The Appeals Court was thorough, examining and reciting various terms of the prime contract, in addition to the sub's indemnity obligation. That indemnity, both in the subcontract itself and via the Massachusetts anti-indemnity law, was limited to claims caused by the sub. The GC's argument was that the injured worker's claim arose out of the mechanical sub's work, because otherwise the worker would not have been on the site. Please. The appellate court politely declined to adopt that interpretation. The GC had "overall responsibility" to protect the health and safety of workers on the project, and was also responsible for coordinating the work of the various subs. If an area was unsafe, it had a duty to warn workers in that area. In short, the Appeals Court found that GC had a duty to prevent the façade sub from performing work in a manner unreasonably dangerous to others.

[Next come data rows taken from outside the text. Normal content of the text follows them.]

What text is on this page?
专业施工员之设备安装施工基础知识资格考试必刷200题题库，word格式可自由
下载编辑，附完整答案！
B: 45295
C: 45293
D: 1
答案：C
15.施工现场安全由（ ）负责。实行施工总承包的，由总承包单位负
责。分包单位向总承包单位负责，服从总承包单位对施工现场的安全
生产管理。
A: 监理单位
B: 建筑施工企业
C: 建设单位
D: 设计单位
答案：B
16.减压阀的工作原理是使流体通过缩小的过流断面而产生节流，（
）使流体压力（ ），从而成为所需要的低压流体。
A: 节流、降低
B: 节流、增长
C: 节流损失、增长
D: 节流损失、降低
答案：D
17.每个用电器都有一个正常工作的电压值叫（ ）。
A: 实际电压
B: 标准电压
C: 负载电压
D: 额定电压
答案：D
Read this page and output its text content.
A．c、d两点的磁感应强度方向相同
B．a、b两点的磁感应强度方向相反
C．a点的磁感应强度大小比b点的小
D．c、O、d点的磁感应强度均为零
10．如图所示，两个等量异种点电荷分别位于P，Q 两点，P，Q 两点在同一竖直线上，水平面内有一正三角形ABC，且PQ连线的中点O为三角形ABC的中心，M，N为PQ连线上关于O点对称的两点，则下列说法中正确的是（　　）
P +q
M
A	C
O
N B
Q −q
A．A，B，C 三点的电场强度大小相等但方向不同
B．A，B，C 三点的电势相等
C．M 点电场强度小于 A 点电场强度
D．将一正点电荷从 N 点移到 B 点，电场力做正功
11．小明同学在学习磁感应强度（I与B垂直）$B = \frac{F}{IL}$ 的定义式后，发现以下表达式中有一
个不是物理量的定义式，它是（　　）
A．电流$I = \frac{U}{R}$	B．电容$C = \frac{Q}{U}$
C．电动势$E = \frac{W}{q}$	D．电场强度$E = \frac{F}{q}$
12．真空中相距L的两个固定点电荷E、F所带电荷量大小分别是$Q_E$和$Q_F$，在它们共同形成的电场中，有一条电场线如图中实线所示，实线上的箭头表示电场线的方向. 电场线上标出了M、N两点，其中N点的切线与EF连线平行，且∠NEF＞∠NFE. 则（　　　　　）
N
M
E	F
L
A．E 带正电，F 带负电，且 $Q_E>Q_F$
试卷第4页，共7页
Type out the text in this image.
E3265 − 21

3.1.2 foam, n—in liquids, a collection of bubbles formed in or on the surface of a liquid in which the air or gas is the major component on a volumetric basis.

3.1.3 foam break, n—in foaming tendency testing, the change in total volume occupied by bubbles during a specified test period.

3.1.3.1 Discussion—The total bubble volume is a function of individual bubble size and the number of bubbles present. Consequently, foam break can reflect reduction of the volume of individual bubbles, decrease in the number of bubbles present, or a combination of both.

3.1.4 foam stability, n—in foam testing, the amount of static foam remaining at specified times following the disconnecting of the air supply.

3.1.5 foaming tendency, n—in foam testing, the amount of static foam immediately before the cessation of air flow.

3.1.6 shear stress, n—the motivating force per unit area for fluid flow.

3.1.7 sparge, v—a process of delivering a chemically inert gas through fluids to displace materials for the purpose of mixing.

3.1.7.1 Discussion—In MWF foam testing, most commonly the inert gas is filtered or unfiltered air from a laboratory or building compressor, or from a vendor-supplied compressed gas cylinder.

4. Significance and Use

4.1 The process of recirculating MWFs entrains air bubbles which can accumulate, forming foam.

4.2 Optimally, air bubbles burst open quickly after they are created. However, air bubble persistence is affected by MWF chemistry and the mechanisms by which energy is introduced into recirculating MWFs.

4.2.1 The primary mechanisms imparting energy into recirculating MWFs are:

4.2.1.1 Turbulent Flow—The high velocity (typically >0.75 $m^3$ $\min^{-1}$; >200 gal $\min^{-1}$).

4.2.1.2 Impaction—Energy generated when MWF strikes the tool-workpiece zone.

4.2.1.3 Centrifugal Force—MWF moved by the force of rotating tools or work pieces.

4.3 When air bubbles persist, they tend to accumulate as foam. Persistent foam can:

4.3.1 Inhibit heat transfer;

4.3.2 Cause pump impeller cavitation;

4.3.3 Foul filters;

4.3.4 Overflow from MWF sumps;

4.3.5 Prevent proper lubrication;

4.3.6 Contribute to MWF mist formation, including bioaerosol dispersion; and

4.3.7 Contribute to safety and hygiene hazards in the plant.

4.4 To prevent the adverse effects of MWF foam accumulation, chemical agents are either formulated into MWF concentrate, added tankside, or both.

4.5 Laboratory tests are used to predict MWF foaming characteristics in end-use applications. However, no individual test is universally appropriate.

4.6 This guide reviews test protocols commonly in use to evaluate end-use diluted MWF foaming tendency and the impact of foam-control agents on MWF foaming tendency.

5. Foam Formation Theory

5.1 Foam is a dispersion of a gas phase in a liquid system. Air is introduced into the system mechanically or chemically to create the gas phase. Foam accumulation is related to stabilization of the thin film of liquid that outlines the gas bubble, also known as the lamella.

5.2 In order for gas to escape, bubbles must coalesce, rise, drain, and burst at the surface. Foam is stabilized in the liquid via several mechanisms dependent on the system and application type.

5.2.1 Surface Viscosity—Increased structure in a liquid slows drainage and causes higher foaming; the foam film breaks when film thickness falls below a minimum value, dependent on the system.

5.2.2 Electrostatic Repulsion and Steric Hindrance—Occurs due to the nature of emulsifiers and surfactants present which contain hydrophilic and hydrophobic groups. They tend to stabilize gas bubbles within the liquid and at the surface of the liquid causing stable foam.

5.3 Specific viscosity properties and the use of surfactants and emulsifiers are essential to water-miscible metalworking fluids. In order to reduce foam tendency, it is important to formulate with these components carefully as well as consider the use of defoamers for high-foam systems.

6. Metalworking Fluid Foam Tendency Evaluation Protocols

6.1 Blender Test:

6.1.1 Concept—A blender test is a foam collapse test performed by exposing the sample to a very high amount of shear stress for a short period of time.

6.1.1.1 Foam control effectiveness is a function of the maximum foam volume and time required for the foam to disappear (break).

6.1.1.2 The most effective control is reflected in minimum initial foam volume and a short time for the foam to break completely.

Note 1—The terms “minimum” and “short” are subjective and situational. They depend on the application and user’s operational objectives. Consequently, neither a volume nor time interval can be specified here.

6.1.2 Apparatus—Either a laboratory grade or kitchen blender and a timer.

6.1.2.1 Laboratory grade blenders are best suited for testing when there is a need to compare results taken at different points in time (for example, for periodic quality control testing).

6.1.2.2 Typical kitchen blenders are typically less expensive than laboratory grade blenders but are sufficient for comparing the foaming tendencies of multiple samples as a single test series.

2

The appellate decision includes some statements that many prime contractors may find troublesome, as to the scope of their duty to protect workers of the various trades when means and methods have been delegated to those trades. But that is to be expected when the GC seeks to invoke an indemnity obligation of a sub who had nothing to do with the injury or the conditions that caused it. Common sense prevailed. The case is Leahy v. Daniel O'Connell's Sons, Inc., 2015 Mass. App. Unpub. LEXIS 777 (July 20, 2015).